Laminarin and rhizobacteria (Paenibacillus alvei T22) elicit metabolic reprogramming of wheat seedlings: A metabolomics-guided mode-of-action discovery of biostimulants for plant growth and defence priming

Plant biostimulants, including laminarin (seaweed extract-SWE) and plant growth-promoting rhizobacteria (PGPR), are known to enhance crop performance. Multi-component biostimulants, which combine microbial and non-microbial agents, show promise for enhanced plant physiological responses and defence activation. While individual mechanisms of SWEs and PGPR have been extensively documented, their combined metabolic effects and integration mechanisms remain poorly characterised. We used untargeted metabolomics to profile metabolic responses in plants treated with laminarin, Paenibacillus alvei T22 (PGPR), and their combination.

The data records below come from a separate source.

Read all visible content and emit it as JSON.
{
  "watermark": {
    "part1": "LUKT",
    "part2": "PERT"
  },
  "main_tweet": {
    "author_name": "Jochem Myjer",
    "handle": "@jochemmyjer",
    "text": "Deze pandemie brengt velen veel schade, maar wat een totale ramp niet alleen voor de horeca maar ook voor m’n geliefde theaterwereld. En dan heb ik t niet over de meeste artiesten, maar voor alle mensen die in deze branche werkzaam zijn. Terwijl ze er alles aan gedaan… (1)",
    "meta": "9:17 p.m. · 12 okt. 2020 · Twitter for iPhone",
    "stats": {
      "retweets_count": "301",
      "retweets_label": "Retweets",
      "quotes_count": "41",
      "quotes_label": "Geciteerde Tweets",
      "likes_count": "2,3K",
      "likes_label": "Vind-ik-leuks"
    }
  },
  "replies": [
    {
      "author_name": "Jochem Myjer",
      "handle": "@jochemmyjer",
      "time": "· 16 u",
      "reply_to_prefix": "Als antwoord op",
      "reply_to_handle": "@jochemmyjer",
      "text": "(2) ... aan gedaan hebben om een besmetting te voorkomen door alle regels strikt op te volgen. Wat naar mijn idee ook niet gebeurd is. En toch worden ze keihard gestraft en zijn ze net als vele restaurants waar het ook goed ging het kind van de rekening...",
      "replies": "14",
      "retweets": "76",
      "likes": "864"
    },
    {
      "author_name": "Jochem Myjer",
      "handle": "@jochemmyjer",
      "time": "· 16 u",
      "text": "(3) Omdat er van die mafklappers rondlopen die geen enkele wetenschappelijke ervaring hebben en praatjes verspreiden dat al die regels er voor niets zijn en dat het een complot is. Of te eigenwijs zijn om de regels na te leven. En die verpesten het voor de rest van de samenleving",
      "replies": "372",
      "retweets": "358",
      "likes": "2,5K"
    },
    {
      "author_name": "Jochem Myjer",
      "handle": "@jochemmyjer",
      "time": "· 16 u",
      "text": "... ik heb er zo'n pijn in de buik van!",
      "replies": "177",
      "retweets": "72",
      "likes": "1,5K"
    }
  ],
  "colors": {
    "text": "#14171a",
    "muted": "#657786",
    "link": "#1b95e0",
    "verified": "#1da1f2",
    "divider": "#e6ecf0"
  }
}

Three distinct metabolic traits emerged: laminarin treatment elevated citrate levels and depleted malate, indicating maximum TCA cycle flux, while dramatically increasing tyrosine, phenylalanine, and tryptophan, which drove comprehensive phenylpropanoid activation with peak accumulation of coumaric acid, caffeic acid, and ferulic acid. PGPR treatment resulted in moderate citrate elevation, stable malate levels, selective increases in aromatic amino acids, and targeted accumulation of phenolic acids, primarily focused on defensive compounds. Combination treatment produced intermediate metabolite levels rather than additive effects, with controlled citrate elevation, prevented malate depletion, and optimised phenolic acid production. This first comparative mechanistic analysis of microbial versus non-microbial biostimulants reveals distinct metabolic strategies: energy-driven growth acceleration versus defence-focused priming. It demonstrates that their combination produces balanced metabolic optimisation, achieving high functional capacity while maintaining metabolic stability and preventing extremes, rather than synergistic amplification, challenging conventional assumptions about biostimulant interactions. These biostimulants reprogram plant metabolism through distinct pathway-level mechanisms revealed by metabolic network analysis, unlocking the molecular basis of superior plant performance. These discoveries provide the mechanistic framework for designing next-generation biostimulant formulations tailored to specific crop requirements, environmental challenges, and performance targets in precision agriculture, for sustainable agricultural intensification through targeted metabolic reprogramming.